Welcome to Remote Controlled, Variety’s podcast series featuring the best and brightest in television, both in front of and behind the camera.
This week’s episode features Variety executive editor of TV Debra Birnbaum and editor-at-large Michael Schneider in conversation with Neil Meron and Craig Zadan, executive producers of NBC’s upcoming “Hairspray Live,” slated for Dec. 7. The producers talked about assembling the star-studded cast, incorporating a live audience, as well as their plans for “A Few Good Men Live.”
“Hairspray” is the fourth live musical they’ve done since the “Sound of Music” in 2013, and they’ve been playing with the format with each iteration.”With ‘Hairspray,’ this is the first time that we’re going outdoors and using the backlot of Universal as downtown Baltimore,” reveals Meron. “Forty percent of the show is going to be outdoors.”
This is also the first time a live audience will be incorporated into the broadcast, who will be seated in the audience in the Corny Collins show. “We couldn’t even contemplate doing ‘Hairspray’ without a live audience,” adds Zadan.
The musical boasts an impressive lineup of stars, from Harvey Fierstein and Kristin Chenoweth to Ariana Grande and Jennifer Hudson. “It’s an embarrassment of riches in terms of this cast,” says Meron.
Although some stars like Ariana Grande contacted them and offered to do the show, others have been reluctant to sign on for the live musicals, say the producers.
“We’ve spoken to a lot of friends who are stars who could be great and they say to us, ‘Look, if you were doing a movie musical, and we could pre-record and lip-synch, sure.
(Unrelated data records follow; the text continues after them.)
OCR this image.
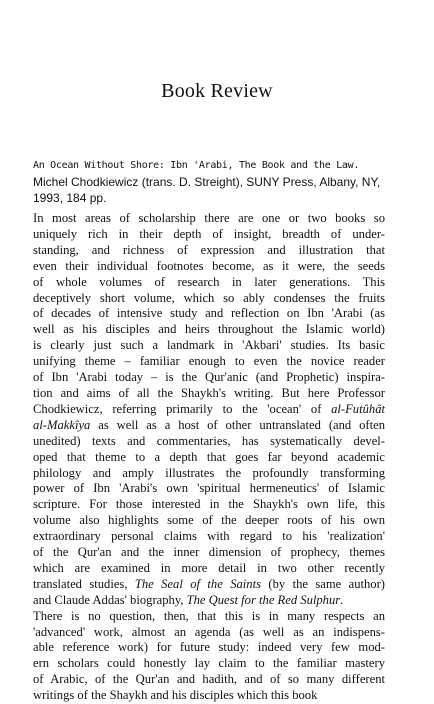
Book Review
An Ocean Without Shore: Ibn 'Arabi, The Book and the Law. Michel Chodkiewicz (trans. D. Streight), SUNY Press, Albany, NY, 1993, 184 pp.
In most areas of scholarship there are one or two books so
uniquely rich in their depth of insight, breadth of under-
standing, and richness of expression and illustration that
even their individual footnotes become, as it were, the seeds
of whole volumes of research in later generations. This
deceptively short volume, which so ably condenses the fruits
of decades of intensive study and reflection on Ibn 'Arabi (as
well as his disciples and heirs throughout the Islamic world)
is clearly just such a landmark in 'Akbari' studies. Its basic
unifying theme – familiar enough to even the novice reader
of Ibn 'Arabi today – is the Qur'anic (and Prophetic) inspira-
tion and aims of all the Shaykh's writing. But here Professor
Chodkiewicz, referring primarily to the 'ocean' of al-Futûhât
al-Makkîya as well as a host of other untranslated (and often
unedited) texts and commentaries, has systematically devel-
oped that theme to a depth that goes far beyond academic
philology and amply illustrates the profoundly transforming
power of Ibn 'Arabi's own 'spiritual hermeneutics' of Islamic
scripture. For those interested in the Shaykh's own life, this
volume also highlights some of the deeper roots of his own
extraordinary personal claims with regard to his 'realization'
of the Qur'an and the inner dimension of prophecy, themes
which are examined in more detail in two other recently
translated studies, The Seal of the Saints (by the same author)
and Claude Addas' biography, The Quest for the Red Sulphur.
There is no question, then, that this is in many respects an
'advanced' work, almost an agenda (as well as an indispens-
able reference work) for future study: indeed very few mod-
ern scholars could honestly lay claim to the familiar mastery
of Arabic, of the Qur'an and hadith, and of so many different
writings of the Shaykh and his disciples which this book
But live? So if we hit a bad note it’s there for posterity? We’re not going to go out there without a safety net.’ People are scared to death of that,” says Zadan. “There are lot of people who want to do these shows, but they don’t want to do them live.”
They also discussed how “Hairspray,” with its themes of racial unity, feels particularly relevant right now. “When we did the movie, we always talked about the movie being a period piece,” says Zadan. “It feels like these issues are current, but sadly. We feel like it will bring a much needed evening of entertainment and healing when we broadcast this.”
And while they’ve already lined up “Bye Bye Birdie” for next year — thanks to Jennifer Lopez — they admitted it’s a challenge to find the right musicals, given the family-friendly theme demands of the holiday season. “We can’t do ‘Rent,’ for instance,” explains Zadan. “It does limit the amount of shows we can do. There’s another show we’re in negotiations for that would happen after ‘Birdie’ if the deals would work out.”
The producers are working, too, on “A Few Good Men Live,” although they have yet to cast it. It’s dependent, they say, on finding the right stars and making sure their schedules work.
“We’ll wait until we get the right casting,” says Meron. “We don’t want to fail, because it will be the first play that we’ve done, and it has to be right.”